I spent 2 hours tracking a bug yesterday caused by a bad habit I’ve realized I must break.
In Python I tend to create base classes to derive common functionality, a good practice. I also tend to set default attributes on the class, like so.
class Plant(object): species = 'not known' class Kale(Plant): species = 'brassica' def __init__(self, name): self.name = name
My intention is to create lots of Kale objects, some of them will be different varieties of Kale. The intention of the base class and even of the Kale class is to define some common methods and functionality more than it is to defined the data semantics which will be pre instance.
At this point I realize something, there can be multiple species of different plants, so I change my code.
class Plant(object): species = [] class Kale(Plant): species = ['brassica'] def __init__(self, name): self.name = name
This looks kosher, but it’s not. The problem is that when I first modeled the data I was just initializing species so that it would always be set to something, the information was expected to change per instance. I was using the class to derive unique functionality, not define the data as a class inheritance hierarchy. But continuing to lazily initialize attributes per class which are really suppose to be per instance will end up biting me in the ass.
spear_kale = Kale("Spear Kale") kai_lan = Kale("Kai-Lan") # A chinese form of Brassica oleracea kai_lan.species.append("Brassica oleracea")
You see the problem now. When species was a string new instances of Kale that changed it would change the reference to species for their instance to a new string. Now that it’s a list and we are using append we are appending instance information to the class attribute and spear_kale and any other new Kale instances will have the kai_lan species info attached to them. The initialization of the species list should have been done in __init__ because, once modified, it’s actually information that is per instance not per class.
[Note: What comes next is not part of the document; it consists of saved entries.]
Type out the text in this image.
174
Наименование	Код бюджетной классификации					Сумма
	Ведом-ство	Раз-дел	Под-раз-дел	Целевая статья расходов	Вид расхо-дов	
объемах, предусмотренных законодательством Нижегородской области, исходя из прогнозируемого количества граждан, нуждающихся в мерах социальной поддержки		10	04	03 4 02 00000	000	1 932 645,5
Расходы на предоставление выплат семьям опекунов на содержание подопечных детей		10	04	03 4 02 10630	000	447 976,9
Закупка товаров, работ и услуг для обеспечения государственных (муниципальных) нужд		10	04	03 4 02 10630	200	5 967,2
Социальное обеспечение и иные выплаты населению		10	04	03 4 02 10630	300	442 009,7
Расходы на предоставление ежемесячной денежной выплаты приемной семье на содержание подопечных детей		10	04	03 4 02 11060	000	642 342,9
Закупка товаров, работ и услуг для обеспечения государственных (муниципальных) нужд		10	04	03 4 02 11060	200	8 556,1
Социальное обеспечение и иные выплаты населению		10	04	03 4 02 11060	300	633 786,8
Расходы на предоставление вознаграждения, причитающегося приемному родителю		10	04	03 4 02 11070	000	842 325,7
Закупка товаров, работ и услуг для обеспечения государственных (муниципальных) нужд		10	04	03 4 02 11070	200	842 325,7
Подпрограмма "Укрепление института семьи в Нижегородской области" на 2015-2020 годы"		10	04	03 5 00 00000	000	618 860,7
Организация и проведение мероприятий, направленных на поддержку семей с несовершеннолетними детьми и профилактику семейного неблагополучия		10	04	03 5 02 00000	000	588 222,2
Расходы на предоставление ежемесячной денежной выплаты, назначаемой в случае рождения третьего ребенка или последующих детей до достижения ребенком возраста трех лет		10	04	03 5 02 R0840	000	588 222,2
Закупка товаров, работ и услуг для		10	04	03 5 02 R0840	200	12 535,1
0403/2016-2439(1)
If I would have been using a list in the beginning I probably never would have created it as a class attribute. Since Plant doesn’t have an __init__ and it seemed like a good idea to default new subclasses to _something_ and I continued to use that pattern in defining the defaults all the way up until it bit me.
This illustration is pretty straightforward, but today I was debugging an issue in a default added to a base class of a wsgi application class and it took me 2 hours to figure out why an attribute being accessed in one web server was actually pulling an attribute that should only be accessible from a different web server in the same Python. It was painful and as a result I’ll be much more diligent about defined defaults that are per instance in an __init__ upfront instead of being lazy.